Die Beschuldigung Israels an die Adresse Irans, dieses betreibe ein geheimes Atomprogramm, wird in Teheran als «kindisch» und «lächerlich» kommentiert.
Offenbar versucht Israels Premier Benjamin Netanjahu, die Gunst der Stunde zu nutzen, um Stimmung gegen Teheran zu machen. «Netanjahu riskiert im Moment sehr viel», sagt NZZ-Nahostkorrespondent Ulrich Schmid. Dies zeigten auch die mutmasslich von Israel ausgeführten Raketenangriffe auf iranische Stützpunkte in Syrien.
SRF News: Israel will eine iranische Militärpräsenz in Syrien nicht dulden. Warum ist dies für Israel eine rote Linie?
Ulrich Schmid: Israel sieht Iran als expansive Macht – das sehen die arabischen Länder übrigens auch so. Man sieht mit grosser Sorge, wie sich Iran in Jemen, in Irak und in Libanon ausbreitet. Man sieht auch die Tätigkeit von Hisbollah und Hamas, die ebenfalls Gegner Israels sind. Dort ist man überhaupt nicht angetan von der Politik Irans. Ausserdem fühlt man sich atomar bedroht. Eine dauerhafte Präsenz Irans im Nachbarland Syrien wäre für Israel eine sehr schwierige Situation.
Im Gegensatz zu Israel scheinen die Russen mit einer ständigen Präsenz Irans in Syrien kein Problem zu haben. Kommt Israel mit Angriffen auf iranische Ziele in Syrien nicht auch zwangsläufig mit Russland ins Gehege?
Die Situation ist tatsächlich äusserst heikel.
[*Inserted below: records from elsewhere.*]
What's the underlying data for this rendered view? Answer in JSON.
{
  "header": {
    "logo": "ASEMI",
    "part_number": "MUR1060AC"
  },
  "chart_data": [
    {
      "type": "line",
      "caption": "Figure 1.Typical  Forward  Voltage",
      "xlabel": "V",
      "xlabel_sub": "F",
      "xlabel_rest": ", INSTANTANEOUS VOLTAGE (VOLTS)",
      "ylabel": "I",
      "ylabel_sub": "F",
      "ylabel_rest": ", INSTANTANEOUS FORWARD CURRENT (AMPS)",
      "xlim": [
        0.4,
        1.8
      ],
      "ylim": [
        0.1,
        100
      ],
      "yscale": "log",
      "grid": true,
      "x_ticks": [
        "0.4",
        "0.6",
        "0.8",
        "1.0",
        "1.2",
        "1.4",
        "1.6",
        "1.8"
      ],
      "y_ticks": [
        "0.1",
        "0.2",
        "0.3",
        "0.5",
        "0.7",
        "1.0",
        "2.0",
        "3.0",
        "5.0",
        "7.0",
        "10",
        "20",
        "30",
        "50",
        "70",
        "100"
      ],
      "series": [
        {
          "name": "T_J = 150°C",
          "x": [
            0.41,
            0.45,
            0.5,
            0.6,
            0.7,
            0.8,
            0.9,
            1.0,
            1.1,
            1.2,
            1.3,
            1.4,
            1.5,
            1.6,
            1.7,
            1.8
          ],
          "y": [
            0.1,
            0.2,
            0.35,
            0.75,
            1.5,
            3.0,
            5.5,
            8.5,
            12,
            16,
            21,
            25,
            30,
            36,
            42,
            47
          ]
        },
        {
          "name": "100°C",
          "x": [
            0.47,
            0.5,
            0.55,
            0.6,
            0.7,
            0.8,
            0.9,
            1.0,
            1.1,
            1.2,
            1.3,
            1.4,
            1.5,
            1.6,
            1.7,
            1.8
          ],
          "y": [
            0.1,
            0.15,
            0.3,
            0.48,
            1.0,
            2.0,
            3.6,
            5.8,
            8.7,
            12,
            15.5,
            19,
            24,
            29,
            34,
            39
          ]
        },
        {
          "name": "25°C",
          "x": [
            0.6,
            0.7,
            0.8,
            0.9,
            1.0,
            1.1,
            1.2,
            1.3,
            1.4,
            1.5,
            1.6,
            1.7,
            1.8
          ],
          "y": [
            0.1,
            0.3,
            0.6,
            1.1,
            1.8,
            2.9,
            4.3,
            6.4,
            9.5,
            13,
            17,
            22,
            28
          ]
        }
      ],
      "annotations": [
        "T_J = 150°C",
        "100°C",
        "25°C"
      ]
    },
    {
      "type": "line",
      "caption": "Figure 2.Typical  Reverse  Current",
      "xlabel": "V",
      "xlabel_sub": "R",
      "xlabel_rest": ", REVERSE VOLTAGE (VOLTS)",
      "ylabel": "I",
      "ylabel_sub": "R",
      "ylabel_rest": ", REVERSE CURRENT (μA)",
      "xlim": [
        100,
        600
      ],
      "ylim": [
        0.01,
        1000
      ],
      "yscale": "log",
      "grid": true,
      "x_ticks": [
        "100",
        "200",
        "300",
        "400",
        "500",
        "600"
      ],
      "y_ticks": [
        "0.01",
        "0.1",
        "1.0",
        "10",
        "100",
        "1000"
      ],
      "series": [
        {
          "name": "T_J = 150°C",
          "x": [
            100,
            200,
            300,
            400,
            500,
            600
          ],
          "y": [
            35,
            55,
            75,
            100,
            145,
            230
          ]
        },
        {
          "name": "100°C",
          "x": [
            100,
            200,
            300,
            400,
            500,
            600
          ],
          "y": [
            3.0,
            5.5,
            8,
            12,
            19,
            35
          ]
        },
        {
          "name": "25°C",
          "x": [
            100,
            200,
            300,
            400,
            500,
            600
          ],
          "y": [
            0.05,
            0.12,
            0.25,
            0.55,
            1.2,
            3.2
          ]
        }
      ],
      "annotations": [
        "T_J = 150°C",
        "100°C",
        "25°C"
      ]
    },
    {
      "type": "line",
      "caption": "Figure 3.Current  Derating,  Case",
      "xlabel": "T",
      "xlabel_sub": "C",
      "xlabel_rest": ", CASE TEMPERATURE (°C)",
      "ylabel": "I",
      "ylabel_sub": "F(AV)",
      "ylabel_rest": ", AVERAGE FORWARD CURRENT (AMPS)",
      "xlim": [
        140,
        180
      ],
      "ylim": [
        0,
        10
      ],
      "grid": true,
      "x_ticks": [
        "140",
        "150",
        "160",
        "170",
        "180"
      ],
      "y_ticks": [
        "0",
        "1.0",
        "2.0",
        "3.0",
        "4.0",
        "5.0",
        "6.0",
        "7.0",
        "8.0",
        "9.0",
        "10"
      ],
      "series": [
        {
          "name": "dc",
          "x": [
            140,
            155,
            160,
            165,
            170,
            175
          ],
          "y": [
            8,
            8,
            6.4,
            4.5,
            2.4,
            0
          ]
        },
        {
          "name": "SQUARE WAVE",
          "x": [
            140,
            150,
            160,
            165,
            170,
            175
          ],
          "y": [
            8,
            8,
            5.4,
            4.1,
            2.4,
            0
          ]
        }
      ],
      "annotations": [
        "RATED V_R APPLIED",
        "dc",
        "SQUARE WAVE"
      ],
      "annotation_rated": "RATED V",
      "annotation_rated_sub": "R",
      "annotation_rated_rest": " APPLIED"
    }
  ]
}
Wenn Israel in Syrien Angriffe auf Assad-Truppen, Kämpfer der Hisbollah oder schiitische Milizen aus Iran fliegt, dann hat man es mit Bündnispartnern Russlands zu tun. Allerdings haben weder Russland noch Israel ein Interesse daran, dass es zu Kriegshandlungen zwischen ihnen kommt. Seit Monaten sind deshalb Gespräche auf Ebene des Generalstabs im Gang. Deshalb dürfte es weiterhin gelingen, eine wirkliche Kriegssituation oder gar eine Konfrontation zwischen Israeli und Russen zu vermeiden.
Netanjahu steht unter starkem Druck: Auf ihn kommt möglicherweise eine Untersuchung wegen Korruption zu.
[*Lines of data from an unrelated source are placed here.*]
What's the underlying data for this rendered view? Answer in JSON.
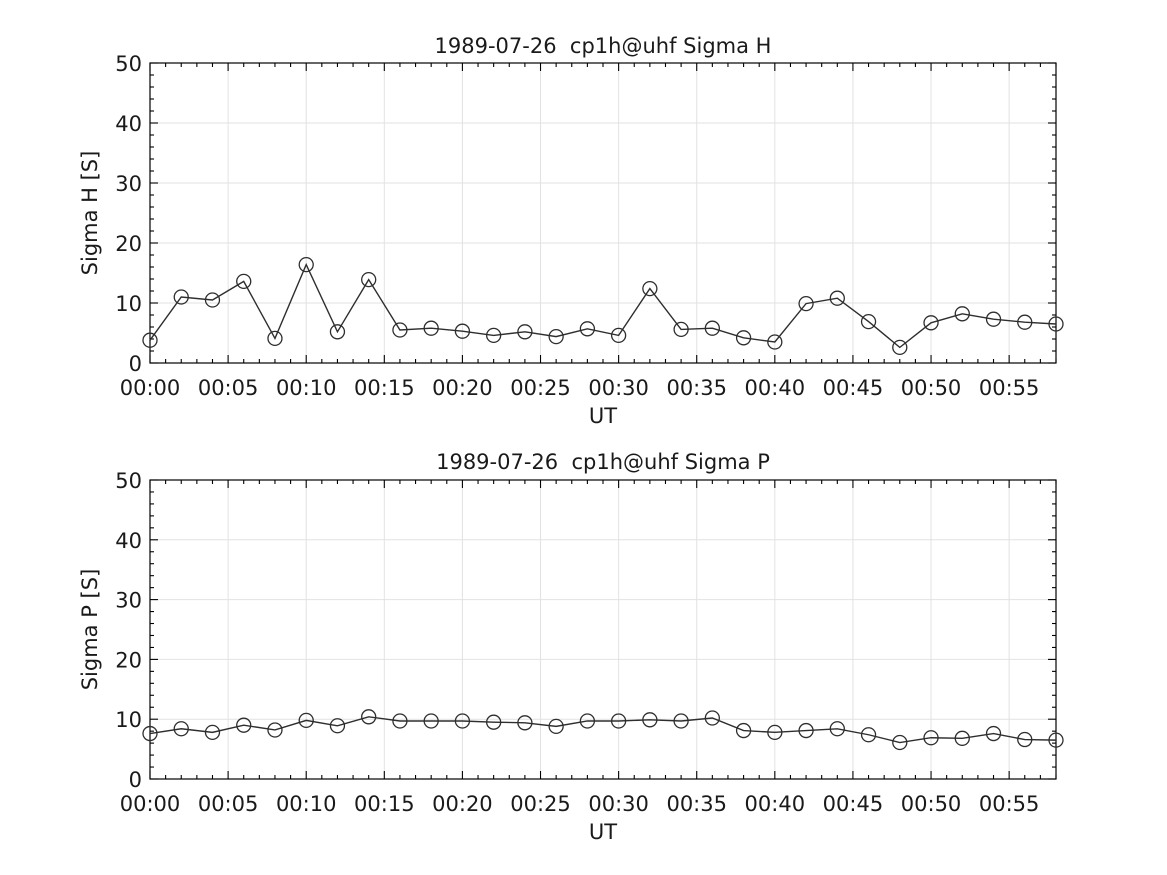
{
  "figure": {
    "background": "#ffffff"
  },
  "chart_data": [
    {
      "type": "line",
      "title": "1989-07-26  cp1h@uhf Sigma H",
      "xlabel": "UT",
      "ylabel": "Sigma H [S]",
      "ylim": [
        0,
        50
      ],
      "yticks": [
        0,
        10,
        20,
        30,
        40,
        50
      ],
      "y_minor_step": 2,
      "xlim_minutes": [
        0,
        58
      ],
      "x_minor_step_minutes": 1,
      "x_major_tick_minutes": [
        0,
        5,
        10,
        15,
        20,
        25,
        30,
        35,
        40,
        45,
        50,
        55
      ],
      "x_major_tick_labels": [
        "00:00",
        "00:05",
        "00:10",
        "00:15",
        "00:20",
        "00:25",
        "00:30",
        "00:35",
        "00:40",
        "00:45",
        "00:50",
        "00:55"
      ],
      "x": [
        "00:00",
        "00:02",
        "00:04",
        "00:06",
        "00:08",
        "00:10",
        "00:12",
        "00:14",
        "00:16",
        "00:18",
        "00:20",
        "00:22",
        "00:24",
        "00:26",
        "00:28",
        "00:30",
        "00:32",
        "00:34",
        "00:36",
        "00:38",
        "00:40",
        "00:42",
        "00:44",
        "00:46",
        "00:48",
        "00:50",
        "00:52",
        "00:54",
        "00:56",
        "00:58"
      ],
      "x_minutes": [
        0,
        2,
        4,
        6,
        8,
        10,
        12,
        14,
        16,
        18,
        20,
        22,
        24,
        26,
        28,
        30,
        32,
        34,
        36,
        38,
        40,
        42,
        44,
        46,
        48,
        50,
        52,
        54,
        56,
        58
      ],
      "values": [
        3.8,
        11.0,
        10.5,
        13.6,
        4.1,
        16.4,
        5.2,
        13.9,
        5.5,
        5.8,
        5.3,
        4.6,
        5.2,
        4.4,
        5.7,
        4.6,
        12.4,
        5.6,
        5.8,
        4.2,
        3.5,
        9.9,
        10.8,
        6.9,
        2.6,
        6.7,
        8.2,
        7.3,
        6.8,
        6.5
      ],
      "marker": "circle",
      "grid": true,
      "legend": null,
      "line_color": "#2e2e2e",
      "grid_color": "#e2e2e2",
      "axis_color": "#000000",
      "text_color": "#1a1a1a"
    },
    {
      "type": "line",
      "title": "1989-07-26  cp1h@uhf Sigma P",
      "xlabel": "UT",
      "ylabel": "Sigma P [S]",
      "ylim": [
        0,
        50
      ],
      "yticks": [
        0,
        10,
        20,
        30,
        40,
        50
      ],
      "y_minor_step": 2,
      "xlim_minutes": [
        0,
        58
      ],
      "x_minor_step_minutes": 1,
      "x_major_tick_minutes": [
        0,
        5,
        10,
        15,
        20,
        25,
        30,
        35,
        40,
        45,
        50,
        55
      ],
      "x_major_tick_labels": [
        "00:00",
        "00:05",
        "00:10",
        "00:15",
        "00:20",
        "00:25",
        "00:30",
        "00:35",
        "00:40",
        "00:45",
        "00:50",
        "00:55"
      ],
      "x": [
        "00:00",
        "00:02",
        "00:04",
        "00:06",
        "00:08",
        "00:10",
        "00:12",
        "00:14",
        "00:16",
        "00:18",
        "00:20",
        "00:22",
        "00:24",
        "00:26",
        "00:28",
        "00:30",
        "00:32",
        "00:34",
        "00:36",
        "00:38",
        "00:40",
        "00:42",
        "00:44",
        "00:46",
        "00:48",
        "00:50",
        "00:52",
        "00:54",
        "00:56",
        "00:58"
      ],
      "x_minutes": [
        0,
        2,
        4,
        6,
        8,
        10,
        12,
        14,
        16,
        18,
        20,
        22,
        24,
        26,
        28,
        30,
        32,
        34,
        36,
        38,
        40,
        42,
        44,
        46,
        48,
        50,
        52,
        54,
        56,
        58
      ],
      "values": [
        7.6,
        8.4,
        7.8,
        9.0,
        8.2,
        9.8,
        8.9,
        10.4,
        9.7,
        9.7,
        9.7,
        9.5,
        9.4,
        8.8,
        9.7,
        9.7,
        9.9,
        9.7,
        10.2,
        8.1,
        7.8,
        8.1,
        8.4,
        7.4,
        6.1,
        6.9,
        6.8,
        7.6,
        6.6,
        6.5
      ],
      "marker": "circle",
      "grid": true,
      "legend": null,
      "line_color": "#2e2e2e",
      "grid_color": "#e2e2e2",
      "axis_color": "#000000",
      "text_color": "#1a1a1a"
    }
  ]
}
Mit ihren gezielten Schlägen auf iranische Stützpunkte in Syrien wird Israel zunehmend zu einer Konfliktpartei im dortigen Krieg. Warum riskiert die Regierung Netanjahu das gerade jetzt?
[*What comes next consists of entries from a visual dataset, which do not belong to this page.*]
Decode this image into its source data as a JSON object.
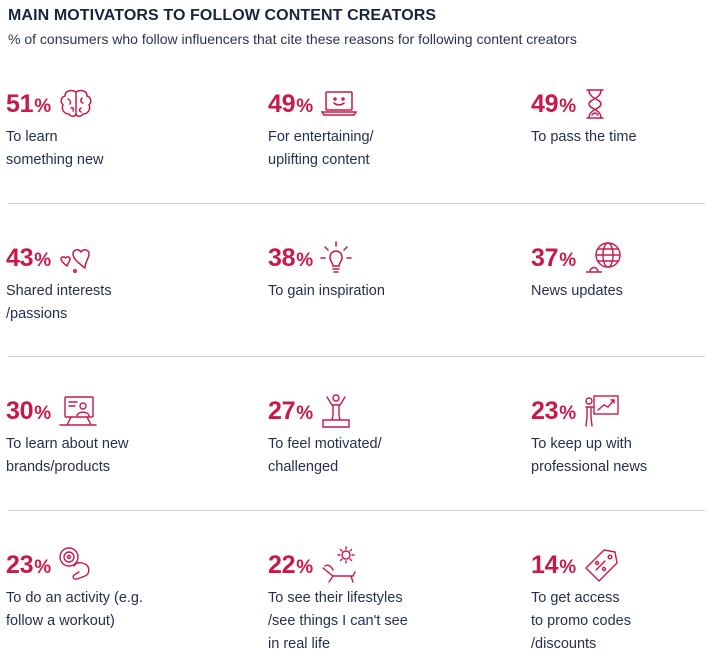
{
  "title": "MAIN MOTIVATORS TO FOLLOW CONTENT CREATORS",
  "subtitle": "% of consumers who follow influencers that cite these reasons for following content creators",
  "colors": {
    "accent": "#c8194a",
    "text": "#253050",
    "divider": "#cfd3da"
  },
  "chart_data": {
    "type": "table",
    "title": "MAIN MOTIVATORS TO FOLLOW CONTENT CREATORS",
    "unit": "%",
    "items": [
      {
        "value": "51",
        "label": "To learn\nsomething new",
        "icon": "brain-icon"
      },
      {
        "value": "49",
        "label": "For entertaining/\nuplifting content",
        "icon": "laptop-smile-icon"
      },
      {
        "value": "49",
        "label": "To pass the time",
        "icon": "hourglass-icon"
      },
      {
        "value": "43",
        "label": "Shared interests\n/passions",
        "icon": "hearts-icon"
      },
      {
        "value": "38",
        "label": "To gain inspiration",
        "icon": "lightbulb-icon"
      },
      {
        "value": "37",
        "label": "News updates",
        "icon": "globe-icon"
      },
      {
        "value": "30",
        "label": "To learn about new\nbrands/products",
        "icon": "presenter-screen-icon"
      },
      {
        "value": "27",
        "label": "To feel motivated/\nchallenged",
        "icon": "winner-podium-icon"
      },
      {
        "value": "23",
        "label": "To keep up with\nprofessional news",
        "icon": "growth-board-icon"
      },
      {
        "value": "23",
        "label": "To do an activity (e.g.\nfollow a workout)",
        "icon": "workout-icon"
      },
      {
        "value": "22",
        "label": "To see their lifestyles\n/see things I can't see\nin real life",
        "icon": "sun-lounger-icon"
      },
      {
        "value": "14",
        "label": "To get access\nto promo codes\n/discounts",
        "icon": "discount-tag-icon"
      }
    ]
  }
}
Zum einen hat sie das Gefühl, dass die Administration von US-Präsident Donald Trump voll und ganz hinter ihr steht. Am Sonntagabend war der neue US-Aussenminister in Israel. Er machte dabei deutlich, dass die USA alles tun werden, um die iranische Ausbreitung in Syrien zu unterbinden. Hinzu kommt, dass Netanjahu eine grosse Risikobereitschaft an den Tag legt, denn er steht unter starkem innenpolitischen Druck: Auf ihn kommt möglicherweise eine Untersuchung wegen Korruption zu. Netanjahu ist eine Spielernatur und er riskiert im Moment sehr viel – doch in den letzten Jahren hat er meist gewonnen, wenn er gespielt hat.
Trumps Druck auf Iran bestärkt Israels Militärs, jetzt in Syrien zuzuschlagen.
Welche Rolle spielt der Druck, den die USA derzeit im Zusammenhang mit dem Atomdeal auf Iran ausüben? Stärkt das die israelische Position zusätzlich?
Vor allem im israelischen Militär haben viele Leute das Gefühl, genau das stärke die israelische Position. Man hat in Israel den Eindruck, man könne jetzt praktisch ungehindert zuschlagen, da sich Teheran zurückhalten werde. Schliesslich möchte Teheran, dass sich die USA nicht aus dem Atomabkommen zurückziehen. Die Rechnung kann aufgehen – die Kalkulation kann allerdings auch falsch sein. Sicher ist, dass Trumps Druck auf Iran Israel bestärkt und die Militärs dies ausnützen möchten, um in Syrien zuzuschlagen.
Geht es Israel auch darum, bei den Verhandlungen um die Nachkriegsordnung in Syrien mitzureden?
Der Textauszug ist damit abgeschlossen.